Di Indonesia cara-cara yang digunakan
untuk membentuk politik hukumnya tidak sama dengan cara-cara yang digunakan
oleh Negara Kapitalis, atau Negara Komunis dan/atau Negara yang Fanatik
Religius. Ketiga cara ini merupakan cara yang ekstrim, karena Kapitalis
menganggap bahwa manusia perorangan yang individualis adalah yang paling
penting. Komunisme menganggap bahwa masyarakat yang terpenting diatas
segalanya, sedangkan Fanatik religius merupakan realita bahwa manusia hidup di
dunia ini harus bergulat untuk mempertahankan hidupnya (survive).
Politik hukum yang dilakukan oleh
pemerintah berkaitan erat dengan wawasan nasional bidang hukum yakni cara
pandang bangsa Indonesia mengenai kebijaksanaan politik yang harus ditempuh dalam
rangka pembinaan hukum di Indonesia, yang didasarkan kepada cita-cita hukum
nasional yang tertuang dalam pembukaan UUD 1945 memuat pokok-pokok pikiran
sebagai berikut:
a. Negara melindungi segenap bangsa Indonesia dan
seluruh tumpah darah Indonesia dengan berdasar atas persatuan.

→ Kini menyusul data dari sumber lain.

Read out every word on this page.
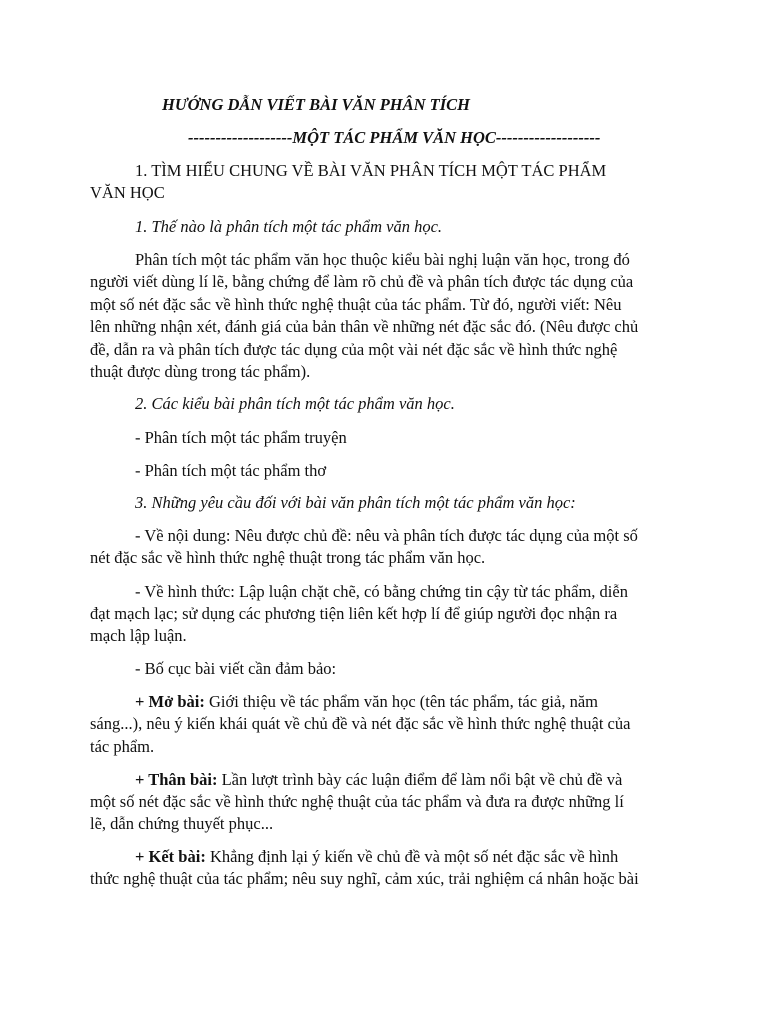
HƯỚNG DẪN VIẾT BÀI VĂN PHÂN TÍCH
-------------------MỘT TÁC PHẨM VĂN HỌC-------------------
1. TÌM HIỂU CHUNG VỀ BÀI VĂN PHÂN TÍCH MỘT TÁC PHẨM
VĂN HỌC
1. Thế nào là phân tích một tác phẩm văn học.
Phân tích một tác phẩm văn học thuộc kiểu bài nghị luận văn học, trong đó
người viết dùng lí lẽ, bằng chứng để làm rõ chủ đề và phân tích được tác dụng của
một số nét đặc sắc về hình thức nghệ thuật của tác phẩm. Từ đó, người viết: Nêu
lên những nhận xét, đánh giá của bản thân về những nét đặc sắc đó. (Nêu được chủ
đề, dẫn ra và phân tích được tác dụng của một vài nét đặc sắc về hình thức nghệ
thuật được dùng trong tác phẩm).
2. Các kiểu bài phân tích một tác phẩm văn học.
- Phân tích một tác phẩm truyện
- Phân tích một tác phẩm thơ
3. Những yêu cầu đối với bài văn phân tích một tác phẩm văn học:
- Về nội dung: Nêu được chủ đề: nêu và phân tích được tác dụng của một số
nét đặc sắc về hình thức nghệ thuật trong tác phẩm văn học.
- Về hình thức: Lập luận chặt chẽ, có bằng chứng tin cậy từ tác phẩm, diễn
đạt mạch lạc; sử dụng các phương tiện liên kết hợp lí để giúp người đọc nhận ra
mạch lập luận.
- Bố cục bài viết cần đảm bảo:
+ Mở bài: Giới thiệu về tác phẩm văn học (tên tác phẩm, tác giả, năm
sáng...), nêu ý kiến khái quát về chủ đề và nét đặc sắc về hình thức nghệ thuật của
tác phẩm.
+ Thân bài: Lần lượt trình bày các luận điểm để làm nổi bật về chủ đề và
một số nét đặc sắc về hình thức nghệ thuật của tác phẩm và đưa ra được những lí
lẽ, dẫn chứng thuyết phục...
+ Kết bài: Khẳng định lại ý kiến về chủ đề và một số nét đặc sắc về hình
thức nghệ thuật của tác phẩm; nêu suy nghĩ, cảm xúc, trải nghiệm cá nhân hoặc bài
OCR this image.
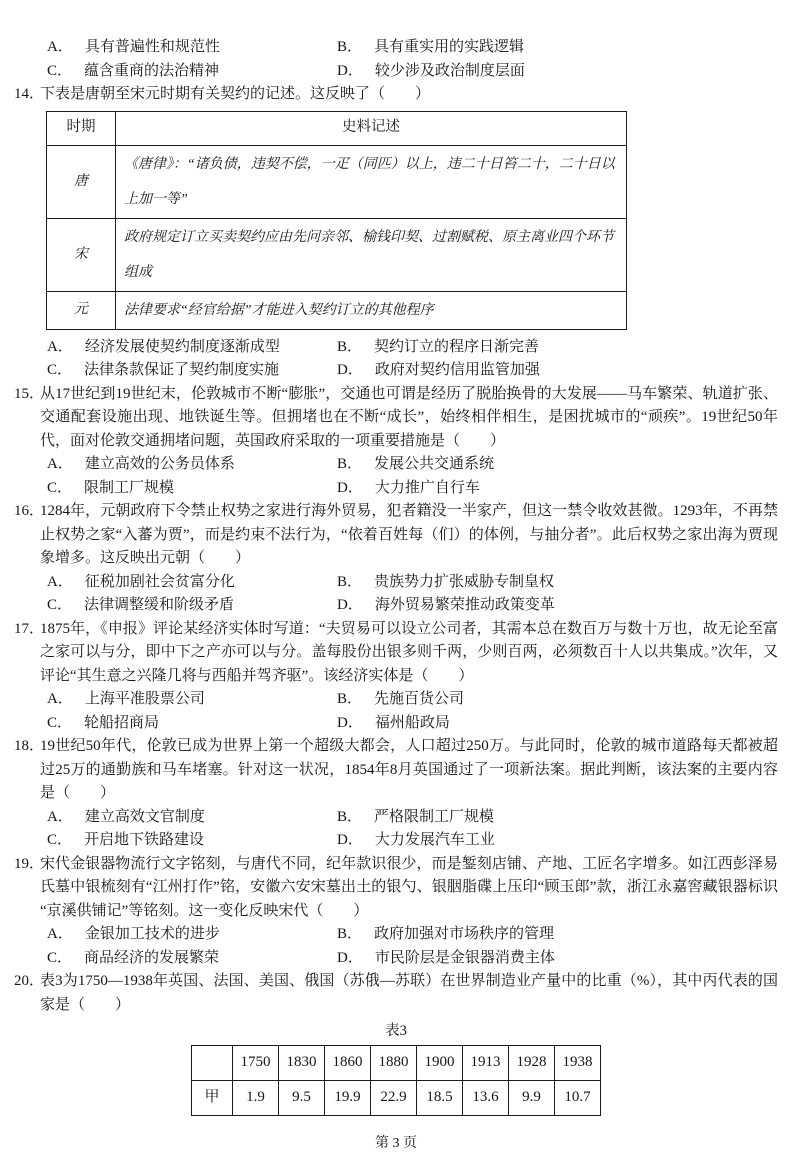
A． 具有普遍性和规范性	B． 具有重实用的实践逻辑
C． 蕴含重商的法治精神	D． 较少涉及政治制度层面
14．

下表是唐朝至宋元时期有关契约的记述。这反映了（　　）

时期	史料记述
唐	《唐律》：“诸负债，违契不偿，一疋（同匹）以上，违二十日笞二十，二十日以上加一等”
宋	政府规定订立买卖契约应由先问亲邻、榆钱印契、过割赋税、原主离业四个环节组成
元	法律要求“经官给据”才能进入契约订立的其他程序
A． 经济发展使契约制度逐渐成型	B． 契约订立的程序日渐完善
C． 法律条款保证了契约制度实施	D． 政府对契约信用监管加强
15．

从17世纪到19世纪末，伦敦城市不断“膨胀”，交通也可谓是经历了脱胎换骨的大发展——马车繁荣、轨道扩张、交通配套设施出现、地铁诞生等。但拥堵也在不断“成长”，始终相伴相生，是困扰城市的“顽疾”。19世纪50年代，面对伦敦交通拥堵问题，英国政府采取的一项重要措施是（　　）

A． 建立高效的公务员体系	B． 发展公共交通系统
C． 限制工厂规模	D． 大力推广自行车
16．

1284年，元朝政府下令禁止权势之家进行海外贸易，犯者籍没一半家产，但这一禁令收效甚微。1293年，不再禁止权势之家“入蕃为贾”，而是约束不法行为，“依着百姓每（们）的体例，与抽分者”。此后权势之家出海为贾现象增多。这反映出元朝（　　）

A． 征税加剧社会贫富分化	B． 贵族势力扩张威胁专制皇权
C． 法律调整缓和阶级矛盾	D． 海外贸易繁荣推动政策变革
17．

1875年，《申报》评论某经济实体时写道：“夫贸易可以设立公司者，其需本总在数百万与数十万也，故无论至富之家可以与分，即中下之产亦可以与分。盖每股份出银多则千两，少则百两，必须数百十人以共集成。”次年，又评论“其生意之兴隆几将与西船并驾齐驱”。该经济实体是（　　）

A． 上海平准股票公司	B． 先施百货公司
C． 轮船招商局	D． 福州船政局
18．

19世纪50年代，伦敦已成为世界上第一个超级大都会，人口超过250万。与此同时，伦敦的城市道路每天都被超过25万的通勤族和马车堵塞。针对这一状况，1854年8月英国通过了一项新法案。据此判断，该法案的主要内容是（　　）

A． 建立高效文官制度	B． 严格限制工厂规模
C． 开启地下铁路建设	D． 大力发展汽车工业
19．

宋代金银器物流行文字铭刻，与唐代不同，纪年款识很少，而是錾刻店铺、产地、工匠名字增多。如江西彭泽易氏墓中银梳刻有“江州打作”铭，安徽六安宋墓出土的银勺、银胭脂碟上压印“顾玉郎”款，浙江永嘉窖藏银器标识“京溪供铺记”等铭刻。这一变化反映宋代（　　）

A． 金银加工技术的进步	B． 政府加强对市场秩序的管理
C． 商品经济的发展繁荣	D． 市民阶层是金银器消费主体
20．

表3为1750—1938年英国、法国、美国、俄国（苏俄—苏联）在世界制造业产量中的比重（%），其中丙代表的国家是（　　）

表3
	1750	1830	1860	1880	1900	1913	1928	1938
甲	1.9	9.5	19.9	22.9	18.5	13.6	9.9	10.7
第 3 页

b. Negara hendak mewujudkan keadilan sosial bagi
seluruh rakyat Indonesia.
c. Negara yang berkedaulatan rakyat, berdasar atas
kerakyatan dan permusyawaratan perwakilan.

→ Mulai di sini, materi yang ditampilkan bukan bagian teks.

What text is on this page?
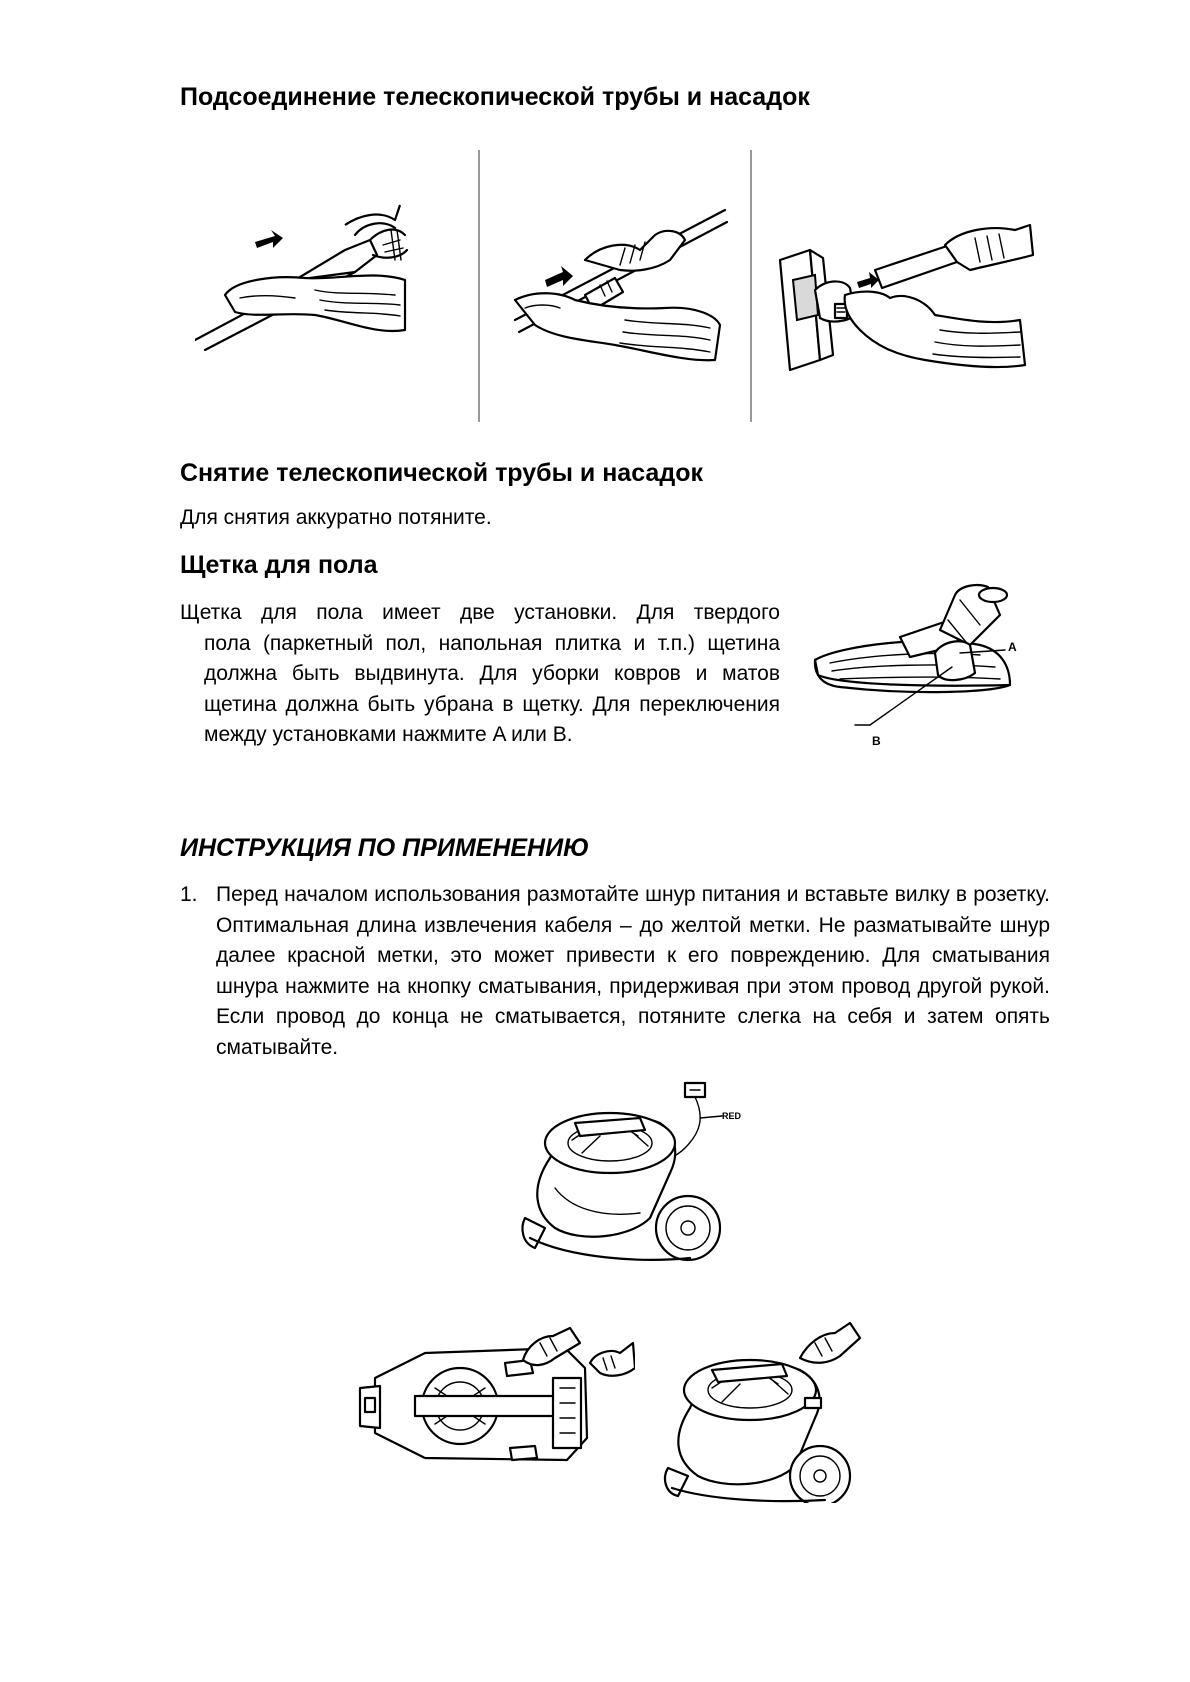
Подсоединение телескопической трубы и насадок
Снятие телескопической трубы и насадок

Для снятия аккуратно потяните.

Щетка для пола
Щетка для пола имеет две установки. Для твердого
пола (паркетный пол, напольная плитка и т.п.) щетина должна быть выдвинута. Для уборки ковров и матов щетина должна быть убрана в щетку. Для переключения между установками нажмите A или B.
A
B
ИНСТРУКЦИЯ ПО ПРИМЕНЕНИЮ
1. Перед началом использования размотайте шнур питания и вставьте вилку в розетку. Оптимальная длина извлечения кабеля – до желтой метки. Не разматывайте шнур далее красной метки, это может привести к его повреждению. Для сматывания шнура нажмите на кнопку сматывания, придерживая при этом провод другой рукой. Если провод до конца не сматывается, потяните слегка на себя и затем опять сматывайте.
RED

d. Negara berdasar atas Ketuhanan Yang Maha Esa
menurut dasar kemanusiaan yang adil dan beradab.
Sistem Pemerintahan Republik Indonesia
tidak terlepas dari pelaksanaan sistem-sistem di berbagai sektor lainnya yang mendukung
roda pemerintahan, termasuk pula sistem hukum dan arah politik hukum dalam
mencapai rencana dan tujuan bernegara. Dengan alasan yang demikian maka membaca
UUD harus menggunakan bahasa yang lain dari pada bahasa undang-undang biasa. Ia
harus menggunakan bahasa asas (principles) yang tidak lain adalah bahasa moral.
Maka, Ronald Dworkin pun mengatakan bahwa membaca UUD itu tidak sama dengan
membaca peraturan biasa. Kita perlu membaca dengan sungguh-sungguh (taking law
seriously) dan membaca UUD sebagai pesan moral (the moral reading of the
constitution).
Dalam pembangunan politik hukum di
Indonesia, maka harus diperhatikan: Pertama, bahwa tugas utama politik hukum
nasional adalah selalu mengawal dan mengalirkan hukum-hukum yang sesuai dengan
dan dalam rangka menegakkan konstitusi. Kedua, bahwa pembangunan politik hukum
nasional harus selalu dijaga agar tidak menyimpang dari aliran konstitusi dan
sumber nilai yang mendasarinya.
Berbagai perubahan yang terjadi dalam
ketatanegaraan Republik Indonesia dan perkembangan dunia global juga berpengaruh
pada sistem hukum dan arah politik hukum Indonesia, sehingga diperlukan upaya
pembenahan yang harus dilakukan oleh Pemerintah Indonesia. Pembenahan terhadap
sistem di berbagai sektor yang ada ditujukan bagi upaya perbaikan dengan tetap berlandaskan
kepada prinsip-prinsip hukum dan ketatanegaraan yang berlaku serta tetap
tanggap terhadap kebutuhan yang diperlukan.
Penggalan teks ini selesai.